Measuring Ocean Iron to Improve Climate Models

Mathematical models can help us anticipate and plan, illuminating the future in areas as diverse as public health and meteorology – but their predictive ability is only as sound as the assumptions and data that underpin them. Senior Research Scientist Ben Twining is seeking to improve global climate models by studying a key nutrient that drives ocean productivity: iron.

“Iron controls biological production in a third of the global ocean, so we cannot understand how climate change scenarios are likely to unfold without taking a close look at the iron cycle,” Twining said. “Knowing the full picture of how life at the base of the food chain interacts with iron could change our conceptual understanding of the ocean and its future.”

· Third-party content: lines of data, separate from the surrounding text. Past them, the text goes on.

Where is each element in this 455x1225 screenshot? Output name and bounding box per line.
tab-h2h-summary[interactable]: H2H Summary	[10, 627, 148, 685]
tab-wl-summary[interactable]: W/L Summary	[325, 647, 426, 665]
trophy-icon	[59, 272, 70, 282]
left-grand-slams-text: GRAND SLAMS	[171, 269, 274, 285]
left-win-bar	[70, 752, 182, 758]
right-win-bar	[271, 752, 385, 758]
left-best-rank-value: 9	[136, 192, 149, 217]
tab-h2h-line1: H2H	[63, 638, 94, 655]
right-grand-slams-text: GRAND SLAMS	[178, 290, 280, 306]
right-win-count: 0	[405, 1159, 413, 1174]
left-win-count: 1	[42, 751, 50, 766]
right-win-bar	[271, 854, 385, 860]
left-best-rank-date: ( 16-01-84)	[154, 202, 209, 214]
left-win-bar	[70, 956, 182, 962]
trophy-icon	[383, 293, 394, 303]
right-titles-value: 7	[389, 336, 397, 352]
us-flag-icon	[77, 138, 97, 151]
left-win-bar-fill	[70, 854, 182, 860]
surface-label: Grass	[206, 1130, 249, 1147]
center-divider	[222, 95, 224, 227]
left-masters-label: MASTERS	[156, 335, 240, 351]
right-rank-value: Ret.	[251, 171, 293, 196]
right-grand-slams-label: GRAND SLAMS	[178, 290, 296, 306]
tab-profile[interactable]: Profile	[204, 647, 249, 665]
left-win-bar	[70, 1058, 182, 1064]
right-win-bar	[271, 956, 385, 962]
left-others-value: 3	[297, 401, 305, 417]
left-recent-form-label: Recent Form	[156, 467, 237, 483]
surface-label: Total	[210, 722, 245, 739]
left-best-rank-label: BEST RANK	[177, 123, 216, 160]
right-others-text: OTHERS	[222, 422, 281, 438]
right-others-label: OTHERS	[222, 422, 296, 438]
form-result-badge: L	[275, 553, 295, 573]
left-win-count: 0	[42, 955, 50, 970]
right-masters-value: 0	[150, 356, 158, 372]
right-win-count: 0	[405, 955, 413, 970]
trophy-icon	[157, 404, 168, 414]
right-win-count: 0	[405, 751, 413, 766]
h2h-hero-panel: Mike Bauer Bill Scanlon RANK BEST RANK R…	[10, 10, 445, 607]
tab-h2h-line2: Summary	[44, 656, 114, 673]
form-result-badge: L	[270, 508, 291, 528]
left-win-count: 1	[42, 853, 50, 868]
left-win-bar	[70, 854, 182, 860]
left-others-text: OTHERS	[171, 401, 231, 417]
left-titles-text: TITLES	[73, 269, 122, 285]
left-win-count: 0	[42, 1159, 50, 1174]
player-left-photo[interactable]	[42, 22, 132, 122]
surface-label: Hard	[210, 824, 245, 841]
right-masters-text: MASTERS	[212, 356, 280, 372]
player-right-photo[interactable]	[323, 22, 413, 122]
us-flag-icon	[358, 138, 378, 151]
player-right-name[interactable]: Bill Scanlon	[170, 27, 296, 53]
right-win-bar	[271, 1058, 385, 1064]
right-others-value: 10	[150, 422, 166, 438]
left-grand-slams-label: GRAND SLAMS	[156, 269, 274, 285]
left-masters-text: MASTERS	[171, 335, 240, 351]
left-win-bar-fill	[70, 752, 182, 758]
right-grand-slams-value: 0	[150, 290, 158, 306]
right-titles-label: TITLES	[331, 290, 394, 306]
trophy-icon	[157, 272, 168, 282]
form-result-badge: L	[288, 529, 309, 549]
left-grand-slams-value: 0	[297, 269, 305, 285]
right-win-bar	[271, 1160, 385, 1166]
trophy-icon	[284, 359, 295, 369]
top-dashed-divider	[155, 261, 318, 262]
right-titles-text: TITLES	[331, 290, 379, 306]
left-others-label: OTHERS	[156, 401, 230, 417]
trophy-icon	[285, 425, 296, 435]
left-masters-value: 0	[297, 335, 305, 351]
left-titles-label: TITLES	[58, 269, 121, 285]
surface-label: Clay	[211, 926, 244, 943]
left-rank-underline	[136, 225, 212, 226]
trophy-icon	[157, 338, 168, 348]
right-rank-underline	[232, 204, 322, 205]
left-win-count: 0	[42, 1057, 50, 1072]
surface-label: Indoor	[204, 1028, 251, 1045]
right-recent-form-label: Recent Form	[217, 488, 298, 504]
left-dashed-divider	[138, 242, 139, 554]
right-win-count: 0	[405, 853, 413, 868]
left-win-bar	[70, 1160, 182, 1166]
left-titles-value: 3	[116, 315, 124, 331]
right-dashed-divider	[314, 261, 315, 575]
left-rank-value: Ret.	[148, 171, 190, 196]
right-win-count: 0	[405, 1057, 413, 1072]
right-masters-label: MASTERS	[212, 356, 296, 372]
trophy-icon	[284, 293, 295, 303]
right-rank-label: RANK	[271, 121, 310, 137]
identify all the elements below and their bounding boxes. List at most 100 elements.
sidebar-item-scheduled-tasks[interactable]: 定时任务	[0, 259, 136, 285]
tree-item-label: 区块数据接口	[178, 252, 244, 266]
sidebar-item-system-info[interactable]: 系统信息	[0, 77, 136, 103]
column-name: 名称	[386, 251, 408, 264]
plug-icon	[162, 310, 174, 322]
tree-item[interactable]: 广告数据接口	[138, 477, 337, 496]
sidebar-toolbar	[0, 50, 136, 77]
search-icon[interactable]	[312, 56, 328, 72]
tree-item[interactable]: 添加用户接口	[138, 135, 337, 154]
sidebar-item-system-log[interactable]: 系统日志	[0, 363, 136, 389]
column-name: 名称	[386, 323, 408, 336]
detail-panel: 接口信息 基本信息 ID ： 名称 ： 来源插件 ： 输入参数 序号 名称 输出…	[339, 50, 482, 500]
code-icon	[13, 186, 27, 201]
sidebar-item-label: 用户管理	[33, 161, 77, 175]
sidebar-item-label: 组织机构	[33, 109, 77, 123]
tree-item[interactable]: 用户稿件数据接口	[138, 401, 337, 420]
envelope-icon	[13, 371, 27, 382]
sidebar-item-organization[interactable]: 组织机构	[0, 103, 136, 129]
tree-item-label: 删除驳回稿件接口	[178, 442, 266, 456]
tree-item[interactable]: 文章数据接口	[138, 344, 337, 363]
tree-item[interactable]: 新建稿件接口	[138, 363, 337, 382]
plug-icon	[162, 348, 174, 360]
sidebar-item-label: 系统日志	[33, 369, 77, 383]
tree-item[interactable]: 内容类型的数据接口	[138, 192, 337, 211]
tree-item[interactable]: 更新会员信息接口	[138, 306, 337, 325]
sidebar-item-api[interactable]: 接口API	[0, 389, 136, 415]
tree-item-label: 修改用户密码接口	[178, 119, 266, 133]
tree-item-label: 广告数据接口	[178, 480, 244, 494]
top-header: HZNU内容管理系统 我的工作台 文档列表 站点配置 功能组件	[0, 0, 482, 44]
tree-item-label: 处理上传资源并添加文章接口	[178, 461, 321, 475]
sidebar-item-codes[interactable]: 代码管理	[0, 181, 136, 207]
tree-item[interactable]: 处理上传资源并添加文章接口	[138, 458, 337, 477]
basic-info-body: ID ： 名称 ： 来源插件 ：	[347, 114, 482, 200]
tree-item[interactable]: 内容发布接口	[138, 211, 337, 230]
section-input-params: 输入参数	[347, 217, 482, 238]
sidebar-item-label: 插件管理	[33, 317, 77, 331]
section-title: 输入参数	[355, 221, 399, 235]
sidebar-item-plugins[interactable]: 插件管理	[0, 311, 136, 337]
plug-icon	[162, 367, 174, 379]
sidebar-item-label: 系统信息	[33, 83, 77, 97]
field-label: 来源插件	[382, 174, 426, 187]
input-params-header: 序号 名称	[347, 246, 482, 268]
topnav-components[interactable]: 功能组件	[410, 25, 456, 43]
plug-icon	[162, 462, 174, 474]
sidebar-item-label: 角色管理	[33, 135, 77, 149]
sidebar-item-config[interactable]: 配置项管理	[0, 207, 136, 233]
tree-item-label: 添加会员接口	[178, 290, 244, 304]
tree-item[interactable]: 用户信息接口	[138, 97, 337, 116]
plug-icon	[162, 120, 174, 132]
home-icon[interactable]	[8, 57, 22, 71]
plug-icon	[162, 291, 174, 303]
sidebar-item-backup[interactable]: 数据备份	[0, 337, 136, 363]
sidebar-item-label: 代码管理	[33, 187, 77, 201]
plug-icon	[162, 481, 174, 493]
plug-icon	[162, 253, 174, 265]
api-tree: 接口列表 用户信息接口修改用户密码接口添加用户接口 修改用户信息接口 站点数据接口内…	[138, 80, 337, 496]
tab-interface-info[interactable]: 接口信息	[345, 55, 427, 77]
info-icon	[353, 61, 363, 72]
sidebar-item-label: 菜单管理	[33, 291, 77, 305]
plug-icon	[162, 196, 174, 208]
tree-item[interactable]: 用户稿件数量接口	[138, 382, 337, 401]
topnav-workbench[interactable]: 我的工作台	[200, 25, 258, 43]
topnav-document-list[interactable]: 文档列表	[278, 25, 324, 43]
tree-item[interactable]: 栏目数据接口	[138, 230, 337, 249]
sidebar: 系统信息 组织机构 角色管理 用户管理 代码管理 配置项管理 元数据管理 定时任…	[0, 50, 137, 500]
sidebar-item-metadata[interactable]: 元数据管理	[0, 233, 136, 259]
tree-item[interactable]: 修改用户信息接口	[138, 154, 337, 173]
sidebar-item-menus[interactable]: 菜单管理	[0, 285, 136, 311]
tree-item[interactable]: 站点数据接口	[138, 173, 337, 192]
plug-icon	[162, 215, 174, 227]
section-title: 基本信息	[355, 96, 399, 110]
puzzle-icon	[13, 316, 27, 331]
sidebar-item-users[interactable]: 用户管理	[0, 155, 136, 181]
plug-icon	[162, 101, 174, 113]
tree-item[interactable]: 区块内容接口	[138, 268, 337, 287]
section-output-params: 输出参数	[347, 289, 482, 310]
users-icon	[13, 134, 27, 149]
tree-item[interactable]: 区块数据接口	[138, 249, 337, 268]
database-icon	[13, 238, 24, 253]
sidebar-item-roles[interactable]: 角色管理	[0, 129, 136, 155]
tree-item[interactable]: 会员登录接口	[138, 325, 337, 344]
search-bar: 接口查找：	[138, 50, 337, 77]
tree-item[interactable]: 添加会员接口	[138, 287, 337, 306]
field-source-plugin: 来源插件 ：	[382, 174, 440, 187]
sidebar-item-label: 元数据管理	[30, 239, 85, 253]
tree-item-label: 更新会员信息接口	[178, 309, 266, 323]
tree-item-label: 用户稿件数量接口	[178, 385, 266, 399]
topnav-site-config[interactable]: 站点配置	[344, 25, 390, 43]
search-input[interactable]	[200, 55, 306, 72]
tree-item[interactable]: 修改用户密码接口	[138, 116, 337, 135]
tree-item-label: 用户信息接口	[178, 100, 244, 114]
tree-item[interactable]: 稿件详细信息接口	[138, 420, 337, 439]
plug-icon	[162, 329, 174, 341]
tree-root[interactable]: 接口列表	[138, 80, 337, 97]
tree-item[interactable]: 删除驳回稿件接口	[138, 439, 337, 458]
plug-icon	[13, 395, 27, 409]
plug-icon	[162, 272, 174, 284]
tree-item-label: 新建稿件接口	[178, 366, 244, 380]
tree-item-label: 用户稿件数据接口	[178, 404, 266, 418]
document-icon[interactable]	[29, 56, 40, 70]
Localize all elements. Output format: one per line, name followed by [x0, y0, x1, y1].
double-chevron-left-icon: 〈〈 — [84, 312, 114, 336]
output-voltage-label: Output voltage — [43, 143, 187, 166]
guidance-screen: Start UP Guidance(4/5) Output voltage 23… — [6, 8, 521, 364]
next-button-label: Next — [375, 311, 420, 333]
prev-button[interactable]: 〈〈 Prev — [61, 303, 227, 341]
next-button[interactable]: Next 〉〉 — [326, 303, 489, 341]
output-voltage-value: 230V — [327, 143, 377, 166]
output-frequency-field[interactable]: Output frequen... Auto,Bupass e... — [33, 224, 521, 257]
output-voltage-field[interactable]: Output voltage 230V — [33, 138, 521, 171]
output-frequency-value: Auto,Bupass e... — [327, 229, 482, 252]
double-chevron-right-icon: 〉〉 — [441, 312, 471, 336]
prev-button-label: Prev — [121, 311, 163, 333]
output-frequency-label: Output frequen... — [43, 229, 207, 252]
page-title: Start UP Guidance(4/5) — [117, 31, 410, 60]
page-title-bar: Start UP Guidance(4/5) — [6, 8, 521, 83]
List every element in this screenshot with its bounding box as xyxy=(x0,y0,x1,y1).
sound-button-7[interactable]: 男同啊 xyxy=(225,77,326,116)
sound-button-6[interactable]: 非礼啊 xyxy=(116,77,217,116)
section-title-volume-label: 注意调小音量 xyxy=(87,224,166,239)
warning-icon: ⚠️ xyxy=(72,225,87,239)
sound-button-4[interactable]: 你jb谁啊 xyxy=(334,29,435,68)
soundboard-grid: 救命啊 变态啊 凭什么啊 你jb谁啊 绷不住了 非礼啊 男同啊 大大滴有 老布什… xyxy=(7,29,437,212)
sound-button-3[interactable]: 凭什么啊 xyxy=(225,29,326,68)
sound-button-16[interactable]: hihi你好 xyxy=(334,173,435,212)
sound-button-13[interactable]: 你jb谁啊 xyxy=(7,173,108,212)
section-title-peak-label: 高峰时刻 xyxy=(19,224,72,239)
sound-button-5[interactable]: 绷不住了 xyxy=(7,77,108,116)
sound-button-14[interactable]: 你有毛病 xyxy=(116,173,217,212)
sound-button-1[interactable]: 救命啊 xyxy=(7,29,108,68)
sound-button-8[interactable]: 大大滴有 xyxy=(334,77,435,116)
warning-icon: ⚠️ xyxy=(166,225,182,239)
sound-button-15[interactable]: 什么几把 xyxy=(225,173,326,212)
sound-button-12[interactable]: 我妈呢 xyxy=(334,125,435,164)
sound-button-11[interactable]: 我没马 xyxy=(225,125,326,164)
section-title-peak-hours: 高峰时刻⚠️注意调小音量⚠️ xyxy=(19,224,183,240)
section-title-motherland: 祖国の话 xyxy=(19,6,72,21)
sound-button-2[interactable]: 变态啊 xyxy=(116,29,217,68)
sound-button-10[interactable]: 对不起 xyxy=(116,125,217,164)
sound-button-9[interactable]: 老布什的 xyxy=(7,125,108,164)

This research takes Twining around the globe, and his current work to understand how ocean algae use iron is based in the Sargasso Sea. For more than 30 years, generations of scientists have studied this region through the Bermuda Atlantic Time Series, which runs monthly research cruises to record the progression of its seasonal cycles and observe the impacts of global climate change. The thorough scientific understanding of this area and the way its chemistry mirrors that of the global ocean make it the perfect place to study how iron moves throughout an ecosystem.

As the jet stream flows west, it carries iron-rich dust from the Sahara Desert and deposits it over the Sargasso Sea every summer. Much of the iron quickly sinks into the deep sea, but the remaining particles fertilize the phytoplankton that thrive in the upper, sunlit layer of the ocean. Through a series of research cruises in 2019, Twining and his colleagues closely followed the fate of this iron, tracing its journey through the seawater and – most interesting to Twining – the algae that consume it.

“Trying to figure out the iron cycle requires us to look at the very bottom of the food chain, but much of my motivation actually comes from the desire to help us understand fisheries and more visible ways the ocean impacts people,” Twining said. “This project hinges on the incredible importance of iron and other ocean nutrients, and it shows that understanding one spot in the ocean can help us understand the whole planet.”

Mapping the path iron takes through the water and algae of the Sargasso Sea is just the beginning. Professor Alessandro Tagliabue, an expert in modeling the iron cycle based at the University of Liverpool, is incorporating the data Twining and the others measure into a mathematical model of the Sargasso Sea. Ultimately, he will use it to fuel global climate models, which currently vary widely in how much iron they assume enters the ocean.

These assumptions can have big mathematical consequences. In a separate project, Tagliabue examined how predicted ocean changes will affect fisheries production in the equatorial Pacific Ocean. He and Twining discovered that the way the model calculated iron storage by phytoplankton completely changed whether fisheries productivity was expected to increase or decrease in the future.

“The path iron takes through the environment is complex, and models need to be sophisticated about this complexity in order to be accurate,” Twining said. “Having observational scientists and modelers working closely together on this project allows us to integrate our measurements into the bigger picture and makes the science stronger.”

This international effort is jointly funded by the National Science Foundation and the U.K.-based Natural Environment Research Council. The research team conducted a series of four oceanographic cruises in the Sargasso Sea last year, measuring several different types of iron in the water and collecting phytoplankton samples. The field team members from Bigelow Laboratory included two students – Research Experience for Undergraduates intern Gabby Kim, and master’s student Lauren Chaco. In addition, Dan Ohnemus helped write the proposal as a postdoctoral researcher with Twining, and he continues to help lead the project now as a faculty member at the University of Georgia.

Next, Twining and Ohnemus will travel to Chicago, where they will scan individual phytoplankton with x-rays at Argonne National Laboratory in order to reveal their iron content. The COVID-19 pandemic has disrupted many activities this spring, including scientific research. Their scheduled visit was postponed when the facility closed, and the final oceanographic cruise in the series, intended to take place in March, was canceled as well. Despite these interruptions, Twining and the rest of the research team have continued to move this research forward by focusing on the project’s data analysis and modeling components.

“As we learn more about the complexity of the world, we increasingly need mathematical models to tie everything together, because the whole picture is more complex than one person’s understanding can envelop,” Twining said. “This collaboration allows us to put our work into a larger context and improve our understanding of the world, and I think that's how science can best serve society.”